Correspondance de Gustave Flaubert/Tome 8-9/1918

Louis Conard (Volume 8p. 334-335).

1918. À SA NIÈCE CAROLINE.
[Croisset, 16 décembre 1879].

Il est bien tard et mon feu s’éteint. N’importe ! Je veux écrire à ma chère fille afin d’avoir d’elle une épître.

Ton mari a dû te donner de mes nouvelles avant-hier, et Tourgueneff m’a promis d’aller te voir aujourd’hui.

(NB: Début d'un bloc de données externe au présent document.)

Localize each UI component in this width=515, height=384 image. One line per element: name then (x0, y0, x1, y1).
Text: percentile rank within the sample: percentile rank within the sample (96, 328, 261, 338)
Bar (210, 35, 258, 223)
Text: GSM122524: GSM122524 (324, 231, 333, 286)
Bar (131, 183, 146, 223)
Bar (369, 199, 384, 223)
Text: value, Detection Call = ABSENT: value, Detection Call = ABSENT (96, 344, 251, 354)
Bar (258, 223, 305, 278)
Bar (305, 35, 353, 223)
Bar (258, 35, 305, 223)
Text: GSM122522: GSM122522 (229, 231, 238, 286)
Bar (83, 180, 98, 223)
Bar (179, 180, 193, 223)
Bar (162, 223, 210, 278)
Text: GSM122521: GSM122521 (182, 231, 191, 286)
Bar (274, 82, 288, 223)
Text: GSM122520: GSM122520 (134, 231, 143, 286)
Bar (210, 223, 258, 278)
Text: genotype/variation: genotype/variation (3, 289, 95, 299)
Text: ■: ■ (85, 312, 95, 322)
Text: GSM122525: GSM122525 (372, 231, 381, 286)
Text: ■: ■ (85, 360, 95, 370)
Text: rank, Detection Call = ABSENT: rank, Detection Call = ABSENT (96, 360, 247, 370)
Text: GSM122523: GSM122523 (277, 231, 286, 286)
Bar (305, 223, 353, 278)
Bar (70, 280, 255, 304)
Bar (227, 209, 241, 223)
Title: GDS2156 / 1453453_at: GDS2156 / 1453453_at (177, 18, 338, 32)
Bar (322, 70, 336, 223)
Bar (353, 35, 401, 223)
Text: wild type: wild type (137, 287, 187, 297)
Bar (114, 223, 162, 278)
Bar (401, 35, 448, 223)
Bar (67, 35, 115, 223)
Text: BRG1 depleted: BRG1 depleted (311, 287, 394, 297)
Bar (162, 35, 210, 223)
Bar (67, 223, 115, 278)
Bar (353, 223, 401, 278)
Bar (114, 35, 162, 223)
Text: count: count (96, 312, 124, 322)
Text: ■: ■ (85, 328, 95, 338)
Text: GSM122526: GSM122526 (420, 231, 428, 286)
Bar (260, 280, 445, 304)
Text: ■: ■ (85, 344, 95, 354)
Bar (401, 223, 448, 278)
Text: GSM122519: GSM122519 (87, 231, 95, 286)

Son départ pour la Russie m’attriste beaucoup, car il ne sait quand il reviendra. Il a peur d’avoir dans sa jolie patrie des désagréments politiques, c’est-à-dire d’être colloqué dans ses terres indéfiniment. Nous avons passé ensemble vingt-quatre heures charmantes. Quel brave homme et quel artiste !

Il m’a redonné du cœur pour Bouvard et Pécuchet, ce dont j’ai grand besoin, car, franchement, je tombe sur les bottes, ma pauvre cervelle n’en peut plus ! Il faudra que je me repose ! (depuis tant d’années je travaille sans relâche !) Mais quand sera-ce ? Ma religion n’avance pas. Jamais je ne verrai donc la fin de ce gredin de chapitre qui est d’une composition infernale ? Et puis je suis déchiré entre la Foi et la Philosophie, voulant être aussi sympathique à l’une qu’à l’autre, c’est-à-dire qu’il y en ait pour les deux bords.

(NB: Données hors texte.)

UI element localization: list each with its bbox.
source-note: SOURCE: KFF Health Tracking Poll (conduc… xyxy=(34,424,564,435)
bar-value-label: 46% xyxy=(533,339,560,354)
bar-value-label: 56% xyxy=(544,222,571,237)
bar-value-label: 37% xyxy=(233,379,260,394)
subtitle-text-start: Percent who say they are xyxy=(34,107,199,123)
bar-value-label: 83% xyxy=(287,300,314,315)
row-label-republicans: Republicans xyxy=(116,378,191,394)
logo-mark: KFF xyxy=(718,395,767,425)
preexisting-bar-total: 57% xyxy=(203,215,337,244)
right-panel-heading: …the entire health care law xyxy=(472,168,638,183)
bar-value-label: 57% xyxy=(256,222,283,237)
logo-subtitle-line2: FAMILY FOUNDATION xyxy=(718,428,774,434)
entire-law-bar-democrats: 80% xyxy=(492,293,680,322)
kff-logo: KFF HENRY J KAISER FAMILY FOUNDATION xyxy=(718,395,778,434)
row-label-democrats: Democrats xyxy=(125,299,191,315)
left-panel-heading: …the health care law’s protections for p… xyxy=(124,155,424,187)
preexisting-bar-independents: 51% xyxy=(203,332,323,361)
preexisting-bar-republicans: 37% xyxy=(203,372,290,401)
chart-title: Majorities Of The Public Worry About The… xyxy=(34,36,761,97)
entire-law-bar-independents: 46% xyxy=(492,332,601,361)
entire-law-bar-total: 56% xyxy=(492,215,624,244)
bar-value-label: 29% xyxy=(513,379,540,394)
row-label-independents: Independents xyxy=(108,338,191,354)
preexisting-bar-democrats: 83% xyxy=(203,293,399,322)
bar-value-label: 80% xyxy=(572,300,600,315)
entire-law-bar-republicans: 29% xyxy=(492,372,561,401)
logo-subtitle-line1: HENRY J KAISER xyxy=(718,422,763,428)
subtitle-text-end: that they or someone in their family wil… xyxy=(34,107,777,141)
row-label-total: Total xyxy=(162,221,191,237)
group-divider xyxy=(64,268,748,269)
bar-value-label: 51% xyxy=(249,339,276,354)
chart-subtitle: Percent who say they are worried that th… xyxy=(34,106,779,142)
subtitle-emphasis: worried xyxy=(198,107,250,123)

L’histoire du P. Didon[1] ne me surprend nullement, au contraire ! et elle renforce mes théories. Du moment que vous vous élevez, on (l’éternel et exécrable on) vous rabaisse. C’est pour cela que l’autorité est haïssable essentiellement. Je demande ce qu’elle a jamais fait de bien dans le monde. Aussi ton bonhomme d’oncle est-il révolutionnaire jusque dans les moelles.

Mais quelle réclame pour mon loulou que le portrait du Révérend ! Médite-la et soigne-le !…

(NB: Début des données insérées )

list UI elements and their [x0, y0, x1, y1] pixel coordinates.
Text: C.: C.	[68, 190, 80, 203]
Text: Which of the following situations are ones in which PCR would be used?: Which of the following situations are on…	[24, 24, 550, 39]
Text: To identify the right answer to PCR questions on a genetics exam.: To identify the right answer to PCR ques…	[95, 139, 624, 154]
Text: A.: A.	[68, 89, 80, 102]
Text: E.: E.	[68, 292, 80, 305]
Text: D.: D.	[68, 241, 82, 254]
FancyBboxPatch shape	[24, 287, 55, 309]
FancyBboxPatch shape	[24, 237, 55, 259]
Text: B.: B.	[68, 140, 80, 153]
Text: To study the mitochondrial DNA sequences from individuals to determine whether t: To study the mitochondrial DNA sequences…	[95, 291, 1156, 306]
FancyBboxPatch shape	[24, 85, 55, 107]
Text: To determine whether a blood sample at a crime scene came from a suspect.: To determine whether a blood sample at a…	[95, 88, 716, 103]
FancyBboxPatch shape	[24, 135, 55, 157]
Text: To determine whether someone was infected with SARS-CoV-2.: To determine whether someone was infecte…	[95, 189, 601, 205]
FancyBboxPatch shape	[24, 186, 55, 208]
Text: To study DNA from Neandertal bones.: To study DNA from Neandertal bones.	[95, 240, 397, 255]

Tes présents de bouche ont été bien reçus et nous avons fêté ma cinquante-huitième dignement. Gertrude m’a renvoyé ce matin une charmante lettre. Mais il est trop tard pour lui répondre ce soir.

Flavie t’a-t-elle parlé de celle que je lui ai écrite ?

La maison n’est pas précisément chaude. On est transi rien qu’à traverser la grande salle à manger.

Suzanne me soigne très bien, et Fortin vient me voir souvent.

Adieu, pauvre chat. Je t’embrasse bien fort.

Ton vieux.


  1. Interdiction, par l’archevêché de Paris, des conférences faites par le P. Didon à Saint-Philippe du Roule.